Every year in the run up to xmas I get so stressed and miserable. It’s the whole thing about buying and receiving presents… I’d rather just not do it. I thought if I got it organised early it would be easier, so today I wrote a list of the people I need to buy presents for, but instead of coming up with ideas, I just ended up crying and having a massive panic attack. I hate it, I don’t want to do it any more. It’s the same every year, it’s just a huge source of misery. I hate feeling pressured into having to buy gifts, I don’t want gifts, I’m not religious, xmas means nothing to me but stress.
I enjoy sharing a meal with my family, but the rest of it is just a nightmare. I really want to just tell all my family and friends that I don’t want to buy or receive gifts any more. But how do I cancel xmas without seeming like a b*tch?
That was the plan lol… But I can’t do it any more. I just hate being pressured into celebrating xmas when it means nothing to me. I don’t want to give or receive cards and presents. It just feels wrong in every way.
That’s a very good idea, I’d be happy to do that, I’ve only got 2 nephews and I don’t mind getting them a gift. My family are wonderful, I’m just not sure how to explain I don’t want to do it any more.

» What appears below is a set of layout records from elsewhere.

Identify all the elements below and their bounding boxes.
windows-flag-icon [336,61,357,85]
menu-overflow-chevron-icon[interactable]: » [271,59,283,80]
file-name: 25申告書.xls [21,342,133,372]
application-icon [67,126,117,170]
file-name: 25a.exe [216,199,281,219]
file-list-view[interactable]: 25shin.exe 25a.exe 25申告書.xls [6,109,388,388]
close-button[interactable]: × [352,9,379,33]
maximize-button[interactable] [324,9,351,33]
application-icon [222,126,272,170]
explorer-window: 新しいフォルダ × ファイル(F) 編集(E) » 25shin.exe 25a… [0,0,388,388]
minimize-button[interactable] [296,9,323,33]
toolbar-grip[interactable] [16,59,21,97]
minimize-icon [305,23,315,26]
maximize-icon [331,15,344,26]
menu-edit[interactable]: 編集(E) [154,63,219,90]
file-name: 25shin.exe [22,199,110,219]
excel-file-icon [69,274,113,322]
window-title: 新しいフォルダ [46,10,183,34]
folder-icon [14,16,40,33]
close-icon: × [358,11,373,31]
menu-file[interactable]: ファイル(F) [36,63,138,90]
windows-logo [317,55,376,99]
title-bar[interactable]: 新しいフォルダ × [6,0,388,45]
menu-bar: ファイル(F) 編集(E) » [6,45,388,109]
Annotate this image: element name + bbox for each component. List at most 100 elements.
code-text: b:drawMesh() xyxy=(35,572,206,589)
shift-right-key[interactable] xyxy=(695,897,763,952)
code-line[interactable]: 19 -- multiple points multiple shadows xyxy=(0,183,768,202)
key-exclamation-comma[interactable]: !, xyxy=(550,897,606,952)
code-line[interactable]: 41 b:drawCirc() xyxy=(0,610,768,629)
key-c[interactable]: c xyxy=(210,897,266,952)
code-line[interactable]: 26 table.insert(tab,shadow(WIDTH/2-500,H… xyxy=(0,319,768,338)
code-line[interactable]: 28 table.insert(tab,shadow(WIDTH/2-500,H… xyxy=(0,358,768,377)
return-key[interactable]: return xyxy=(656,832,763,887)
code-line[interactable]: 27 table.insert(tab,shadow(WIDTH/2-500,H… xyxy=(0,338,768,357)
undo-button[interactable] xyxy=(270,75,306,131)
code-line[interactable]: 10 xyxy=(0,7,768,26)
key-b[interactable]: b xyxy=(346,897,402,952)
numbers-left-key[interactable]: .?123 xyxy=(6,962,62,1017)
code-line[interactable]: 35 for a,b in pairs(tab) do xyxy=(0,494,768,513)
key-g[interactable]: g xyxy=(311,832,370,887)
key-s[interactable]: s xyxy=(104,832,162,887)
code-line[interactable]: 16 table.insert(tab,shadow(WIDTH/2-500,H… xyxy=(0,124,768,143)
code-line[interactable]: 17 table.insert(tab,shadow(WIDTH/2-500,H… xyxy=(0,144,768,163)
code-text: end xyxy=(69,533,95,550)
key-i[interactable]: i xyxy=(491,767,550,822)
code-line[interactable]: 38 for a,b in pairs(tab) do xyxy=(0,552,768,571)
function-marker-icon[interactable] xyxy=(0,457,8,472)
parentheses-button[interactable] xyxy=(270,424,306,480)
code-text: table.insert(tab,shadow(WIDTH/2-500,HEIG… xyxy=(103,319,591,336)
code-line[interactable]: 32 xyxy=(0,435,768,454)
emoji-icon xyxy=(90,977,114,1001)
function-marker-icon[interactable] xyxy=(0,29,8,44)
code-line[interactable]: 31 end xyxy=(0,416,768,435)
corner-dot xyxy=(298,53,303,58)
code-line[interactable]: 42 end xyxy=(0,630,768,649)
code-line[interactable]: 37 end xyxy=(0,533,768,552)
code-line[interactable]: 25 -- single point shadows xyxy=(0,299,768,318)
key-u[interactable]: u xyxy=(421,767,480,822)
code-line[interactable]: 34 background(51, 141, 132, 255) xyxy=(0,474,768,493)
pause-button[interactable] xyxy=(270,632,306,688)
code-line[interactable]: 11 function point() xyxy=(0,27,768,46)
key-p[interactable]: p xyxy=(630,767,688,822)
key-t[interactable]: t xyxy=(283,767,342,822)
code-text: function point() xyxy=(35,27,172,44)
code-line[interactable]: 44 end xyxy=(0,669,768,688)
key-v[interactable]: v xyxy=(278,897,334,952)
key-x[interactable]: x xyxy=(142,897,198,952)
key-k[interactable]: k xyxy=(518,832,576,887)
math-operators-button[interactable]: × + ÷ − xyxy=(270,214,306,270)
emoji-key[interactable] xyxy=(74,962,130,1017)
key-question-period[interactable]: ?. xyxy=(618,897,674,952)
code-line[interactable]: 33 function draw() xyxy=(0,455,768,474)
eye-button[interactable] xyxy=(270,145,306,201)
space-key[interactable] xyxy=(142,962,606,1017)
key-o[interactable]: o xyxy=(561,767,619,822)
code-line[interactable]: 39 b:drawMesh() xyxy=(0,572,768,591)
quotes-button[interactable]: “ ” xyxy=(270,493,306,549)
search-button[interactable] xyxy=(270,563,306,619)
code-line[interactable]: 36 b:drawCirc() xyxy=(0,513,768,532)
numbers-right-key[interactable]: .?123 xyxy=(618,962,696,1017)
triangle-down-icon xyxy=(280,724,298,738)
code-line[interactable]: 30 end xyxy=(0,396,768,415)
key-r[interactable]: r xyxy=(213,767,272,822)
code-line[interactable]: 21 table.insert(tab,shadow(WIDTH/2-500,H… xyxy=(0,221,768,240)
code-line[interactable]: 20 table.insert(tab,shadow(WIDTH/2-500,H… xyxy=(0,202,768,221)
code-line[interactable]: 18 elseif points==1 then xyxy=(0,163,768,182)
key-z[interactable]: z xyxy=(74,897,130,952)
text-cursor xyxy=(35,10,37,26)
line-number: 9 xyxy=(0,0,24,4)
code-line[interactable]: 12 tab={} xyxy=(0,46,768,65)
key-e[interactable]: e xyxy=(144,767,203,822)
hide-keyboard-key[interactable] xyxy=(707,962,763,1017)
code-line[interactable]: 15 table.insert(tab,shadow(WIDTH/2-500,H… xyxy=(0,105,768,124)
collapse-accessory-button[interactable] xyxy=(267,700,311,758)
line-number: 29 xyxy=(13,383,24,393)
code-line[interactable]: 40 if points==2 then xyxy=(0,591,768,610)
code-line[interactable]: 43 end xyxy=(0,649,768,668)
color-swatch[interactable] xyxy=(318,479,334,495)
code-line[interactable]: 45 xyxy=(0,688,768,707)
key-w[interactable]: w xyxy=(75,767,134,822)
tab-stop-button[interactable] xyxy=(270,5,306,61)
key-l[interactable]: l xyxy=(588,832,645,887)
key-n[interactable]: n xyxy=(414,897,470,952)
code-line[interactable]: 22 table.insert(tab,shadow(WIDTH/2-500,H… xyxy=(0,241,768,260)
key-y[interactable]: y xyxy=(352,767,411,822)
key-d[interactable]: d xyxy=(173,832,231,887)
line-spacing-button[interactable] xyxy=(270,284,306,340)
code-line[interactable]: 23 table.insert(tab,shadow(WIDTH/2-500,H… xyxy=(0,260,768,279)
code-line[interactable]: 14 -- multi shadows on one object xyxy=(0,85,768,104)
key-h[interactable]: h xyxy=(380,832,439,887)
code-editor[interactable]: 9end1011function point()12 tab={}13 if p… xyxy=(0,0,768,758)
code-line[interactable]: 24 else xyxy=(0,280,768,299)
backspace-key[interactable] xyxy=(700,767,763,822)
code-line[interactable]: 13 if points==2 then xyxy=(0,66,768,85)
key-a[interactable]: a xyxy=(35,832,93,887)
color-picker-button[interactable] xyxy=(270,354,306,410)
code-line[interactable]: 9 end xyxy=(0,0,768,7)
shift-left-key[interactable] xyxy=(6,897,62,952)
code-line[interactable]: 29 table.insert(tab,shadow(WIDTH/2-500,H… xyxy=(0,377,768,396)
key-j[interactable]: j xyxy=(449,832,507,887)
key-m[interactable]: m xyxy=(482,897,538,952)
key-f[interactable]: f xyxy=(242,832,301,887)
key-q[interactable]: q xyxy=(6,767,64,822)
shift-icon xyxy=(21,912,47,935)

I like to get little gifts for people are random times during the year, to cheer them up or just for no reason at all but to surprise them when they don’t expect it. It’s the obligation of xmas I resent. And the financial pressure. And the fakeness of it all. Bah humbug!
Yeah i get really stressed out by Christmas, too. This entire holiday season makes me anxious with having to get together with all the family. It’s something i’d really rather not deal with. I wish i could just hide in my room and not go to the get togethers but sadly i would feel like i was being rude if i did that. So i will end up going and hoping it ends quickly.